[Twitter] I want to make the downloaded past tweets (of my account) into a beautiful CSV

On Twitter, go to Settings> Accounts> Twiter Data> Download Archive As you know, there is a function to download all your past tweets. スクリーンショット 2019-12-07 17.53.12.png

The downloaded file contains information about past tweets, RT tweets, likes tweets, direct messages, and more. (It seems that you can browse by opening index.html which is usually downloaded together, but in my case index.html was not downloaded. Why?)


2019/12/15 postscript
It seems that index.html has been changed to a specification that is not downloaded in the first place.

Hands-on to visualize your tweets while understanding BERT ↑ I noticed after reading this article. ↓ (Reference) [Solved] I can't download all tweet history on twitter [Method]


If you want to do text mining or some kind of analysis, you'll probably want to read tweet.json. In this article, we will process this json file into a csv that is easy to use for morphological analysis. The csv to be created is two columns, "Timestamp" and "Text Body".

Image of CSV that can be finally created n5v579QliBDG6o51575723317_1575723341.png

environment Python 3.6.5 Mac OS Mojave 10.14.4

pandas==0.23.0

When you open the downloaded json, it looks like this. tLvy3PlzlPJ2Khh1575731228_1575731416.jpg

Underlined red

window.YTD.tweet.part0 = 

Is unnecessary, so please delete it. Then change the extension to .txt and put it in your working directory.

read_dl_tweet.py


import pandas as pd
import json

tweets_file = open("tweet.txt", "r")
tweet = json.load(tweets_file)

Open json as a pandas dataframe in the script above. There are many columns, but only the necessary columns are extracted.

read_dl_tweet.py


df = tweet_data_frame.loc[:,["created_at","full_text"]]

Since there are troublesome characters such as line breaks and commas when making csv, remove them. It didn't work without regex = True.

read_dl_tweet.py


df = df.replace(['\n',',','	','\r'],'',regex=True)

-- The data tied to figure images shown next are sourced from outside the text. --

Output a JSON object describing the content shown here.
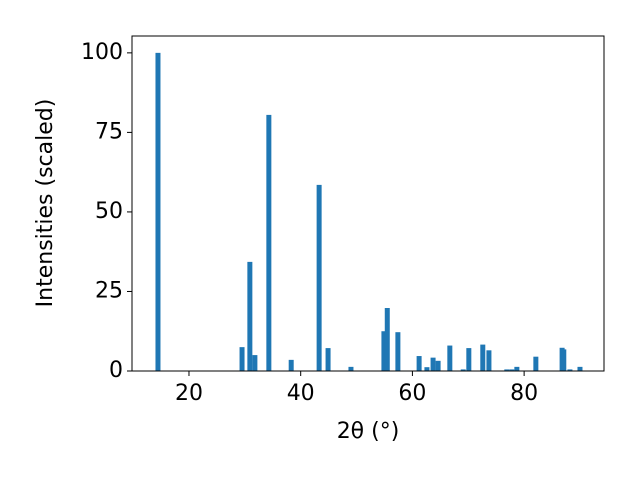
{
  "chart_data": {
    "type": "bar",
    "xlabel": "2θ (°)",
    "ylabel": "Intensities (scaled)",
    "x": [
      14.45,
      29.5,
      30.9,
      31.8,
      34.3,
      38.3,
      43.3,
      44.9,
      49.0,
      54.9,
      55.5,
      57.4,
      61.2,
      62.6,
      63.7,
      64.6,
      66.7,
      69.1,
      70.1,
      72.6,
      73.7,
      76.9,
      77.8,
      78.7,
      82.1,
      86.8,
      87.1,
      88.2,
      90.0
    ],
    "values": [
      100,
      7.5,
      34.3,
      5,
      80.5,
      3.5,
      58.5,
      7.2,
      1.3,
      12.5,
      19.8,
      12.2,
      4.7,
      1.2,
      4.2,
      3.2,
      8,
      0.5,
      7.2,
      8.3,
      6.5,
      0.5,
      0.5,
      1.3,
      4.5,
      7.3,
      6.8,
      0.5,
      1.3
    ],
    "color": "#1f77b4",
    "xlim": [
      9.8,
      94.3
    ],
    "xticks": [
      20,
      40,
      60,
      80
    ],
    "ylim": [
      0,
      105.3
    ],
    "yticks": [
      0,
      25,
      50,
      75,
      100
    ],
    "grid": false
  }
}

Also, the format of the time stamp is in a form that cannot be used for sorting, so correct it to make it easier to read. I was able to convert it in one shot with the to_datetime method of pandas.

read_dl_tweet.py


df_date = pd.to_datetime(df["created_at"])
df["date_form"] = df_date
df_sorted = df.sort_values("date_form") 
df_text_date = df_sorted.loc[:,["date_form","full_text"]]

Sorted by the newly created time stamp.

read_dl_tweet.py


df_text_date.to_csv("df_text_date.csv", header=False, index=False,sep=',',encoding='utf-16')

Please change the option when outputting csv as appropriate (such as making the delimiter a tab).

In Next article, I will graph the number of tweets for each period from the created csv.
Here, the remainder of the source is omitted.